Uitspraak
1.Procesverloop in cassatie
2.Beoordeling van het cassatiemiddel
3.Beslissing
10 januari 2023.
Hoge Raad
In deze zaak heeft de Hoge Raad op 10 januari 2023 uitspraak gedaan in een cassatieprocedure tegen een beslissing van het gerechtshof Amsterdam. De zaak betreft een vordering tot ontneming van wederrechtelijk verkregen voordeel van de betrokkene, die in verband wordt gebracht met mensenhandel. Het hof had het wederrechtelijk verkregen voordeel geschat op € 113.877,50, maar de verdediging voerde aan dat de schatting van de kosten van de huurwoning van het slachtoffer niet correct was. De verdediging stelde dat de kosten van de huur € 750 per maand en € 100 per maand voor gas, water en elektriciteit bedroegen, terwijl het hof slechts € 500 per maand in aanmerking had genomen voor levensonderhoud, werkkleding en andere kosten. De Hoge Raad oordeelde dat het hof niet toereikend had gemotiveerd waarom de huurkosten niet in mindering waren gebracht op de verdiensten van het slachtoffer. Hierdoor was de schatting van het wederrechtelijk verkregen voordeel ontoereikend gemotiveerd. De Hoge Raad heeft de uitspraak van het hof vernietigd en de zaak terugverwezen naar het gerechtshof Amsterdam voor een nieuwe behandeling.

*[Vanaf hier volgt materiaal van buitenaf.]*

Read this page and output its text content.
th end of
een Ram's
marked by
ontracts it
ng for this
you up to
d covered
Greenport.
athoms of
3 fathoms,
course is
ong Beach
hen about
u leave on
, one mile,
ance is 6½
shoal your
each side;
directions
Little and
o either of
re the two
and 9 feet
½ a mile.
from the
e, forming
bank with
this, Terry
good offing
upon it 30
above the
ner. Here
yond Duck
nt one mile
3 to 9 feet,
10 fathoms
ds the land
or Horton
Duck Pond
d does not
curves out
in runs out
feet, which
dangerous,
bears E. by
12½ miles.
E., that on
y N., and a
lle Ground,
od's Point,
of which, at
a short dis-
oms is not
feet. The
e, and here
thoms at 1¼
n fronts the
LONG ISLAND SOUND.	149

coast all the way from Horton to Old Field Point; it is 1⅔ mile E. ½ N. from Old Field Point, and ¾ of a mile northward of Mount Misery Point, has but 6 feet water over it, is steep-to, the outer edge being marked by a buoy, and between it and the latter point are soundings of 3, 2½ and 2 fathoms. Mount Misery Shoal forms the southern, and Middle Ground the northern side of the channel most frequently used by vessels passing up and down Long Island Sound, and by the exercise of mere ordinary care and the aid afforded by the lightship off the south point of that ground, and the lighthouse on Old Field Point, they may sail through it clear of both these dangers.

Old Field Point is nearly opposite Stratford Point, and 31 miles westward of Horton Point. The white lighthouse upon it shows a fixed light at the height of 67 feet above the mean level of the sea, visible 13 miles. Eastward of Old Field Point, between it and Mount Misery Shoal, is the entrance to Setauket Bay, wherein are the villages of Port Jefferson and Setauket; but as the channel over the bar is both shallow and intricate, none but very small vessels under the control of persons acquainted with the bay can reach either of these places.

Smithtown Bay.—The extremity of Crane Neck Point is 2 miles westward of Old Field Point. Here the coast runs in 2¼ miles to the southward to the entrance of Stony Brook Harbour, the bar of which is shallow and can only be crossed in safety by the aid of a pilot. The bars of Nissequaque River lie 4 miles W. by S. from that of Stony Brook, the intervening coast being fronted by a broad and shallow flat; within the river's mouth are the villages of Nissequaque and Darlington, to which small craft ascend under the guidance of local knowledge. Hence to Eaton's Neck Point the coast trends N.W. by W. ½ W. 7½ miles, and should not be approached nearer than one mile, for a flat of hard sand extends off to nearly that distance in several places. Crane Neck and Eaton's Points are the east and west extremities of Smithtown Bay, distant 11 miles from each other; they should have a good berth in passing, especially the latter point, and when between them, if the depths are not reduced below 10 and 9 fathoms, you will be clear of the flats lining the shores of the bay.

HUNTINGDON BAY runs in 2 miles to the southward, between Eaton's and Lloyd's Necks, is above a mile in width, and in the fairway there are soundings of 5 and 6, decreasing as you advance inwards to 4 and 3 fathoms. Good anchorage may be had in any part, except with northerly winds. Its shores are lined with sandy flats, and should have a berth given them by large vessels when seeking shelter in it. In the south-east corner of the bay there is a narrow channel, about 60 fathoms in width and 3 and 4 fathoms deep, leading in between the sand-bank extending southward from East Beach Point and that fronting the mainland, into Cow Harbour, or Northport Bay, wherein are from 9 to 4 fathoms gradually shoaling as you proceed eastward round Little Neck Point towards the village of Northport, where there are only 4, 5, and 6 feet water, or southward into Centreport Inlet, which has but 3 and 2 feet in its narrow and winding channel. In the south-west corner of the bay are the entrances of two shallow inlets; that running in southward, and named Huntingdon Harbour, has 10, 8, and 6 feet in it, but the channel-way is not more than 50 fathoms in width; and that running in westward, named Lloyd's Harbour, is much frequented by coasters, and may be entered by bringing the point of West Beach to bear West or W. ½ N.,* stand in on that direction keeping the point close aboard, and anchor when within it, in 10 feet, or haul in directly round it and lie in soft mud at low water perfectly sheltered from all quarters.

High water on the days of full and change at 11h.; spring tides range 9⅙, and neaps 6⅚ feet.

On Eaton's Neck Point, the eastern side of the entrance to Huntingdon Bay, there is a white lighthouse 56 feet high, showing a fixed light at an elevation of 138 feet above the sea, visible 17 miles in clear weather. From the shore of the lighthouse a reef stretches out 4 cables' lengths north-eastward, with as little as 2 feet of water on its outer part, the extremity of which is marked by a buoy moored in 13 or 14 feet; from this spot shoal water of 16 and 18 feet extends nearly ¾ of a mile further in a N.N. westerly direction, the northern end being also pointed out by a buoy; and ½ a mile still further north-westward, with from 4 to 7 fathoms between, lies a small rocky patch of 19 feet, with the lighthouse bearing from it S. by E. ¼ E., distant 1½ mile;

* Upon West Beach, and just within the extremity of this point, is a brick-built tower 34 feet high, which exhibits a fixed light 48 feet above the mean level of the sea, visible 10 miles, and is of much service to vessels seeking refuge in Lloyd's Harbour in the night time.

De zaak is van belang voor de rechtspraktijk, omdat het de noodzaak benadrukt van een zorgvuldige en transparante motivering bij de schatting van wederrechtelijk verkregen voordeel, vooral in zaken die verband houden met mensenhandel. De Hoge Raad heeft hiermee een belangrijke uitspraak gedaan die de bescherming van slachtoffers van mensenhandel en de rechtszekerheid in dergelijke zaken bevordert.